I looked at Carl in disbelief. His eyes turned pleadingly to me. “I didn’t know what to do. They said they wanted my fingerprints, so I gave them to them.”

“You brought my client in here because you found ‘some’ prints on the body?”

“Prints that turned out to be his,” Furlo demanded.

“Talk to Crown Counsel. Even assuming you can gather enough evidence to build a credible charge, I’ll have those prints thrown out as being collected improperly, without the advice of counsel, without an arrest warrant being sworn out.” I practically pulled Carl from his chair. “Carl, it’s time to go home.” Smythe and Furlo made no effort to stop me. “Goodnight, Detectives.”

“Good night, Mr. Patrick,” Smythe offered. Despite my staged hostility and indignity, she still had class enough to offer polite, closing niceties.
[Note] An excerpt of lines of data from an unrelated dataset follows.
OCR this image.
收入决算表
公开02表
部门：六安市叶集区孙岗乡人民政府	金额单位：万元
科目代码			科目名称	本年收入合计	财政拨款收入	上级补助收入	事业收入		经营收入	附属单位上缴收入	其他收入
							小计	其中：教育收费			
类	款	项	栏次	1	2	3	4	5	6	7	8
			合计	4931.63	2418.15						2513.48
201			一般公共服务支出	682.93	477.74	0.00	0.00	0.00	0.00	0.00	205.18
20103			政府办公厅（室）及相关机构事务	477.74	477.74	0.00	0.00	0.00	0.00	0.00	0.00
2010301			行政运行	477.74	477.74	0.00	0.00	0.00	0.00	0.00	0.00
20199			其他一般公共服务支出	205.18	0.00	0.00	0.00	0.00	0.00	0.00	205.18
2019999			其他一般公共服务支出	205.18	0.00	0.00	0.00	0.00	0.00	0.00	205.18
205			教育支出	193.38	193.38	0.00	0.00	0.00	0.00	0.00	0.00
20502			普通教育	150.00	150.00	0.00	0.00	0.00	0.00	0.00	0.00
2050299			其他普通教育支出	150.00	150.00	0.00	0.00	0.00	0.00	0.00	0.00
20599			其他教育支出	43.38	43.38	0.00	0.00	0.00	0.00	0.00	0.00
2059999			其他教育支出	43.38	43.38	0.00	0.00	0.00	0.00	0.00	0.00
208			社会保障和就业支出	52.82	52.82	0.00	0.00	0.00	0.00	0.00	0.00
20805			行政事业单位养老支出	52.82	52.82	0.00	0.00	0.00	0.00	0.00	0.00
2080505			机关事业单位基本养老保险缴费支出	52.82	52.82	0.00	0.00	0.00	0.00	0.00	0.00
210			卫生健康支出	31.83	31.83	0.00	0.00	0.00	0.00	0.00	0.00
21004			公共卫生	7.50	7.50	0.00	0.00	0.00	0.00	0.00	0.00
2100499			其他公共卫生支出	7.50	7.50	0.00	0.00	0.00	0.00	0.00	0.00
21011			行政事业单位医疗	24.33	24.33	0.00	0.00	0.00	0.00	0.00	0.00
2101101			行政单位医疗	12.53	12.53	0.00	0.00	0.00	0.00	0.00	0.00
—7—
“Hey, Patrick!” Furlo sneered. “Why doesn’t your client give us a DNA sample, and we’ll speed things up immensely?”

“Not going to happen. Not now. Not ever,” I replied, though I knew if any more damning evidence came our way, obtaining a court order for Carl’s DNA would be relatively routine.

Outside the room, I hurried Carl down the hallway, past the detectives’ work area to the elevator. While we waited for the car to take us down and into Vancouver’s drizzling night air, I turned to face him. “Let’s get this clear. Do not offer anything—anything—to the police unless I’m with you. Not fingerprints, not answers to questions, not DNA samples, nothing. They know you have defence counsel. They know better.”

“I’m sorry,” he responded. “I panicked. I don’t get picked up by the police very often.”

“And you won’t again. If they come to see you, if they phone you, if they so much as send you an invitation to the police ball, you call me first, okay?”

“Okay,” he said. “Is that true, what you said about getting my fingerprints thrown out?”

“Hell, I don’t know. I was making it up,” I confessed.

“Well, you sounded convincing to me.” He forced a smile.

“Terrific,” I said. “I should have been an actor.”